Adding an "If You Go" to your Travel Articles
My former editor at Westword, Patty Calhoun, was always fond of pointing out that eating is the easy part of being a restaurant critic: “It’s the writing that always gets you.”
So true. The hardest thing in writing about food, especially when trying to churn out concise, meaningful briefs for the “If You Go” portion of a travel story, is knowing what’s crucial to the reader and what can be left out.
Here are some tips to help you form the foundation for a simple “If You Go” brief to include at the end of your travel article. It may be helpful to print these out and keep them on hand as a model you can refer to again and again.
** 1. List the restaurant’s name, address, phone number, and website if there is one. Hours are not necessary unless a publication’s guidelines request them or they are particularly pertinent. It is helpful to include which meals the restaurant offers (for example, breakfast only, or lunch and dinner) and to state any days it is closed. I cannot stress enough how important it is to double-check, even triple-check the information. If a correction has to run the day after your first piece does, it may well be your last piece.
** 2. Next, make a quick list of the five most important things you want readers to know about this restaurant. Must-haves should include a reference to the location, cuisine style, and whether it is particularly suitable for a specific type of diner, such as couples on a romantic getaway, families, or solo travelers.
** 3. Pick out one or two dishes that are particularly noteworthy and come up with appealing ways to describe them. This is a chance to call attention to your writing style and to make it pop. Choose vibrant, active verbs and adjectives and be specific. Avoid clichés and overused words such as “delicious,” “tasty,” and “yummy.”
** 4. Think about what you would tell a friend about this restaurant. This will go a long way toward helping you come up with your first sentence for the brief, which should run right after the restaurant’s name and basic information. In an “If You Go,” this sentence serves as both the “lede” or “lead” (the word used in journalism to refer to the first paragraph of a story) as well as the “nut graf,” the later nugget that explains the value of the story. In a short “If You Go,” we’re condensing everything, so this tiny sentence needs to pack a lot in.
Now it’s time to put it all together. Start with the basic information, and then add the lede sentence. String together the rest of the pieces in sentence form, with no more than four sentences total, including the lede.
For example, I recently visited Tucson, Ariz., for an upcoming story, and stopped in at a favorite restaurant, Mariscos Chihuahua, to update the information for my “If You Go.”
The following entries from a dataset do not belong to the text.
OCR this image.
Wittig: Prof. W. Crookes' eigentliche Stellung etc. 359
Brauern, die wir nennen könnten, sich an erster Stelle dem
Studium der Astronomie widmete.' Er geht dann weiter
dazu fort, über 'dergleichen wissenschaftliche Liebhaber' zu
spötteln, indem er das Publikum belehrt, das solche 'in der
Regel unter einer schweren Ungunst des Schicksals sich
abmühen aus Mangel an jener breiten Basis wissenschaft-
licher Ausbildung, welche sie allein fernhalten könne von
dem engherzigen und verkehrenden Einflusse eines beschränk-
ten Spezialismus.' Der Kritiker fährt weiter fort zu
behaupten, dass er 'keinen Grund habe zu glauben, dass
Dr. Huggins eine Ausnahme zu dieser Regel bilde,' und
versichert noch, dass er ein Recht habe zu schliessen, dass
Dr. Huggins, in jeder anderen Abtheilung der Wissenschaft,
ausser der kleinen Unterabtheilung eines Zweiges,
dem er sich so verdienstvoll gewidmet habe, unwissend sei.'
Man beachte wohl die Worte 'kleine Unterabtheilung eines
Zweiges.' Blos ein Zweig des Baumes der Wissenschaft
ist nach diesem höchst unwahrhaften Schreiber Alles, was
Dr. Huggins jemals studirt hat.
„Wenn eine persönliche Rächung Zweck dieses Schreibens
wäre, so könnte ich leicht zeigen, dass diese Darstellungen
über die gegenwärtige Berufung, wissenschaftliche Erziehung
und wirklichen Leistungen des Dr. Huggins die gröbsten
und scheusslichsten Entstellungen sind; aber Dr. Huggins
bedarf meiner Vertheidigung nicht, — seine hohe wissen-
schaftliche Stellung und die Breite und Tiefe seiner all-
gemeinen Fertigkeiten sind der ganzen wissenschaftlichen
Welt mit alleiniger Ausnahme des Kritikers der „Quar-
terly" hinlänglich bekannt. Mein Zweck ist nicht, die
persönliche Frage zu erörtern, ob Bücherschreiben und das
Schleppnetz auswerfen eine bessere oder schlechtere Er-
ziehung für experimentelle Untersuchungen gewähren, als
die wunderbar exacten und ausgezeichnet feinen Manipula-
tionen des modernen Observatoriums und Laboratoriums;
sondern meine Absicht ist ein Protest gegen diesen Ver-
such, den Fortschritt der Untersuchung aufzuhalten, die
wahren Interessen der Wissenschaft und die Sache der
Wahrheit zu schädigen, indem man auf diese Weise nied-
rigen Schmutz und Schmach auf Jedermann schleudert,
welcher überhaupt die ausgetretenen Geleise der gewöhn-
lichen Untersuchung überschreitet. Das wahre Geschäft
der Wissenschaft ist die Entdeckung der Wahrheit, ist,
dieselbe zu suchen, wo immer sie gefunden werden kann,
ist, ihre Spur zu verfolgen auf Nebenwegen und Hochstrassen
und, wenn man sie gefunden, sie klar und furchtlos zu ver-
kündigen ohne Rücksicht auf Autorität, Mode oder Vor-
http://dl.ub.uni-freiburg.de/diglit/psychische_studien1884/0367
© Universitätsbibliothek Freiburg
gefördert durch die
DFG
Mariscos Chihuahua is a small, colorful Mexican eatery that specializes in seafood. There are three locations, but I like the one at the corner of North Grande and Speedway. This is how I will set up my brief…
Basic information:
Mariscos Chihuahua, 1009 N. Grande Ave., Tucson, 520-623-3563. Lunch and dinner.
The five things I want readers to know are: Fresh, Mexican-style seafood is the specialty. The location is right off a main thoroughfare. It’s family-friendly… they serve cheap beer… and the portions are huge.
The two dishes I want to showcase are: Shrimp sautéed in garlic sauce, two dozen of them blanketing thick-cut, golden French fries that had sopped up the heady sauce… and the deep-fried whole fish, as big as a football, and sporting an addictive skin that broke off in oil-soaked, crackly shards.
My lede: “In a city that celebrates its many Mexican eateries, seafood-oriented ones are rare, and good ones like Mariscos even more so.”
And here is how it looks when I put it all together:
“Mariscos Chihuahua, 1009 N. Grande Ave., Tucson, 520-623-3563. In a city that celebrates its many Mexican eateries, seafood-oriented ones are rare, and good ones like Mariscos even more so. Open daily at 9 a.m., the cheerful, nautically themed place serves lunch and dinner to families and anyone else who can find the somewhat hidden spot off bustling Speedway Boulevard. Inexpensive beer by the bottle goes well with fresh shrimp sautéed in garlic sauce, two-dozen of them atop thick-cut fries that had sopped up the heady sauce, or deep-fried whole fish as big as a football and sporting an addictive skin that breaks off in oil-soaked, crackly shards. The already ample entrees come with rice, a simple green salad and tortillas.”
Once you have it written and have fact-checked your blurb, read it again for atmosphere. Does it convey the main ideas you want to share with readers? If so, you’re all set.
A typical travel story should include three to five restaurant recommendations. Keep in mind that there won’t always be room for all of them to run. Sometimes, in order to get all of the restaurants in, the blurbs themselves will have to be cut. But I say the more information, the better. As an editor, I would rather have the option of taking away a sentence or two than be forced to track down a writer to find out if the place is kid-friendly or close to the White House.
Of course, not all editors feel that way, and their preferences are usually reflected in their guidelines, so always check there first before sending in a piece, and tailor each set of “If You Go” briefs for each publication.